Misafir

Gerçek anlamıyla yaşamak

Misafir

Hepimiz iplerini elinde tutmaya çalıştığımız birer hayatın içindeyiz. Hatta bazılarımız yaşadığı hayatın kuklası olmuş durumda. İpleri tutanları yer değiştirmiş ki bu durumun sorumlusu onlardan başkası değil. 

Yaşadığımız hayat, ya da belki de yaşamak zorunda olduğumuz hayat, birer ahşap parçası. Bizim yapmamız gereken ise ona şekil vermek. Önceliğimiz ona bir taslak oluşturmak. Yani onu hangi şekilde yaşatacağımıza karar verebilmek. Hiçbir ahşap ustası ne yapacağını bilmeden elindeki ahşaba dokunmaz. Çünkü bilir ki amacı bilinmeden atılan en ufak bir çizik bile sonucunda oluşturulmak istenen naçizane parçaya engel olabilir. Hayatımız da böyledir. Yaptığımız en küçük düşünülmemiş, hissedilmemiş adım bir merdivene eklenen çürük bir basamak gibi bir etki yaratabilir. Geleceğe çıkacağımız o merdivende beş basamak çıkmışken çıktığımız altıncı basamaktan tekrar sıfır noktasına düşebiliriz. Hayatımızı gerçek anlamıyla yaşayabilmek için ise her adımımızı düşünüp hissedebilmeliyiz. Çünkü yaşamak zaman geçirmek değildir. Yaşamak her adımda bir çiçek daha açabilmek; sonucunda yaşadığımızı, hayatın meyveleri olgunlaştığında geriye dönüp yediğimiz soğuğu ve yeşerdiğimiz toprağı hatırlayabilmektir. Yaşamak için önce arzuladığımız hayatın taslağı ve sonrasında o hayata “yaşadım” diyebilmek için derin ve önemli detaylar gereklidir. 

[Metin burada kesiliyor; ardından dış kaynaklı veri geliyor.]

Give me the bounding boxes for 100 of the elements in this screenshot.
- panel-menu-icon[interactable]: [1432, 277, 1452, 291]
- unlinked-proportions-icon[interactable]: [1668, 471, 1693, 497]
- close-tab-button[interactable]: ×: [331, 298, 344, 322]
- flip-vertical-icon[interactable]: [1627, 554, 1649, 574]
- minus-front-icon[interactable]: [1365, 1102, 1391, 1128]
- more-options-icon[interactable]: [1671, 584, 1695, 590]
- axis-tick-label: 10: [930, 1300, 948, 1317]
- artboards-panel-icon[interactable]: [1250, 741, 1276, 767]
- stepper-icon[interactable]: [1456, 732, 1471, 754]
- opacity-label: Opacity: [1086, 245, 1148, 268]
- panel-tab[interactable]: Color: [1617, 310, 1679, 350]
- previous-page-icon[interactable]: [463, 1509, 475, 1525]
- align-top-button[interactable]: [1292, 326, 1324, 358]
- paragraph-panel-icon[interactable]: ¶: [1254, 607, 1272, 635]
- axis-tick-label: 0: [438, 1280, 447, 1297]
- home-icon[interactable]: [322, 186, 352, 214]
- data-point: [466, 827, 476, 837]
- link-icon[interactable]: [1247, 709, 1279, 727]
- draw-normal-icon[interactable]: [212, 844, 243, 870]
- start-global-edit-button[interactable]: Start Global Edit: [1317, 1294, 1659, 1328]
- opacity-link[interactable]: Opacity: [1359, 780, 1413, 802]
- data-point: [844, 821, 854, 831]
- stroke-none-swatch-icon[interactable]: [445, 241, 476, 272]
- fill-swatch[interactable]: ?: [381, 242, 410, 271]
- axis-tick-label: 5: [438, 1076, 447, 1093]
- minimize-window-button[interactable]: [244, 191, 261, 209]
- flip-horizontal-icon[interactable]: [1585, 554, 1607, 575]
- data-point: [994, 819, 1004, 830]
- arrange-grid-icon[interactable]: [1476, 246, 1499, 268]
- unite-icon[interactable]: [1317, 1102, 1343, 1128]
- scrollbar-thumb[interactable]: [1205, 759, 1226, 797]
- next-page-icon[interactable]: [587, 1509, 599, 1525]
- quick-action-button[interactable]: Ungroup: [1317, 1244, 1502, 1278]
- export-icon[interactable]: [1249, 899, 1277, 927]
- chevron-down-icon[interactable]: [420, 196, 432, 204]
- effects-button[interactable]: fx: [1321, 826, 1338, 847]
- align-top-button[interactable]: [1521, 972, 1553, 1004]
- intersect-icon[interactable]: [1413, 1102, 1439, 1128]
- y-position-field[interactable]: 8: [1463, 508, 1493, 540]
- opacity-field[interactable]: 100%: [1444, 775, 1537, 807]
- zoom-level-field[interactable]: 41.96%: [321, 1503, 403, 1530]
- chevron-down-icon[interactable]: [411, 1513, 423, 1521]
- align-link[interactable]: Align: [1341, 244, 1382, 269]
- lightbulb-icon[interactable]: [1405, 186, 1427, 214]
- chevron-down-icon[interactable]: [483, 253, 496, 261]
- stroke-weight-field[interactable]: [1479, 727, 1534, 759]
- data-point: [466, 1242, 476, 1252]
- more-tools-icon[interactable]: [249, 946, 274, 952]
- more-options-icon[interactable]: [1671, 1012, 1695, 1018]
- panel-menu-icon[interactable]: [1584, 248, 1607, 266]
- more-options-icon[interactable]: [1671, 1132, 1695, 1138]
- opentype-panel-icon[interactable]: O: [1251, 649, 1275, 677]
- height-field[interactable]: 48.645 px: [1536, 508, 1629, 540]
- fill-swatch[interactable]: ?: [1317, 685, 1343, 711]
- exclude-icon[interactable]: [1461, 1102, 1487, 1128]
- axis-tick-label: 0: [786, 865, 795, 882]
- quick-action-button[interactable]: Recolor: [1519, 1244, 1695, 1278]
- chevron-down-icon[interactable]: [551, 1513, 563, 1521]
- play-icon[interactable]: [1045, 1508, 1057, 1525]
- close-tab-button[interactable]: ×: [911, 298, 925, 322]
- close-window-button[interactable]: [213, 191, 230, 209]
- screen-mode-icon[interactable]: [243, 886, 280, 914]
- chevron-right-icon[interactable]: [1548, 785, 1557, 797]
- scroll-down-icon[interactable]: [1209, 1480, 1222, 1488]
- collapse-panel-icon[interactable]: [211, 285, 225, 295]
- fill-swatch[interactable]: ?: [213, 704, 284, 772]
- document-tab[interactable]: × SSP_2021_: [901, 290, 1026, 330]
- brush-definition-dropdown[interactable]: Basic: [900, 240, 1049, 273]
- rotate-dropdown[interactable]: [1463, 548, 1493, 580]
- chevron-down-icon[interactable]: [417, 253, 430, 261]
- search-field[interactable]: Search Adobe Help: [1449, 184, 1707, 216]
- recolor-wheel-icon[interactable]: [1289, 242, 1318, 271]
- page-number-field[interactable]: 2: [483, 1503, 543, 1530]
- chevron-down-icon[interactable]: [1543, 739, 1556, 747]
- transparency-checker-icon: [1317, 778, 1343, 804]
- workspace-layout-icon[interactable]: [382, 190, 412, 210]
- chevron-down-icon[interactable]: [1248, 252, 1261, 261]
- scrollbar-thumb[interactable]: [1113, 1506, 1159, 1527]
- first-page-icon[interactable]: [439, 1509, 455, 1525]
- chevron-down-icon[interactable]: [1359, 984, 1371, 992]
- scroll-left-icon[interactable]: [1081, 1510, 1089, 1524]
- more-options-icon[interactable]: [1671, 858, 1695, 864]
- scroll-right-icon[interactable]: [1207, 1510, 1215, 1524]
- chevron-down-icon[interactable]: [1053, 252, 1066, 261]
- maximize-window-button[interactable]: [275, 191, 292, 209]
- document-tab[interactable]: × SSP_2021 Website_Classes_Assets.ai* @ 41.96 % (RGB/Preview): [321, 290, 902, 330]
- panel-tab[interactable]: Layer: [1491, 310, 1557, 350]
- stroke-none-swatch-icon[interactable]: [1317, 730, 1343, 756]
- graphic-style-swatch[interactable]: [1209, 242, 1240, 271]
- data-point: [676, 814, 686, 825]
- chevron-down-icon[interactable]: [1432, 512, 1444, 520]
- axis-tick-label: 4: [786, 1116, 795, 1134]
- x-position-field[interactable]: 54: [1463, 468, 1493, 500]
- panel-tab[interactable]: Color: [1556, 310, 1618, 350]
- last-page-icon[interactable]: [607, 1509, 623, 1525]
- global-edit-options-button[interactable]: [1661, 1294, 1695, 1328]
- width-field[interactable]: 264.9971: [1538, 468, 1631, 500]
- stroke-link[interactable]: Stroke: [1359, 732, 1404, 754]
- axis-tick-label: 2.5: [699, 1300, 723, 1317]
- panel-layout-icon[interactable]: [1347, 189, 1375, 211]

Toplumda belki bu detaylar değil de sonuçlar önemseniyor olabilir. Ama bu bizim hayatımız ve sonuç ne olursa olsun bizler için yolun sonuna ulaşmak için o yoldan geçmek gerekir. Herkes sorar: “Şu an neredesin?”. Ama asla sormayacakları bir şey var ki bu da: “Buralara hangi zorluklarla ve nasıl geldin?” Bu aslında yaşanan bir hayatı canlı kılan en önemli sorudur. Gittiğimiz ve gideceğimiz her yolda; duyduğumuz her ses, gördüğümüz her detay ve hissettiğimiz her duygu gerçekten yaşamaktır. Yaşadığımız hayata şekil verdiğimizi ve onun iplerini elimizde tuttuğumuzu gösterir. Tabiri caizse, bırakın hayat sizin kuklanız ve sizlerde onunla sahneleyeceğiniz oyunun senaristi olun. 

Yaşayın ve yaşadığınız hayatı hissedin çünkü sizin hayatınızı sizden daha değerli kılabilecek kimse yok.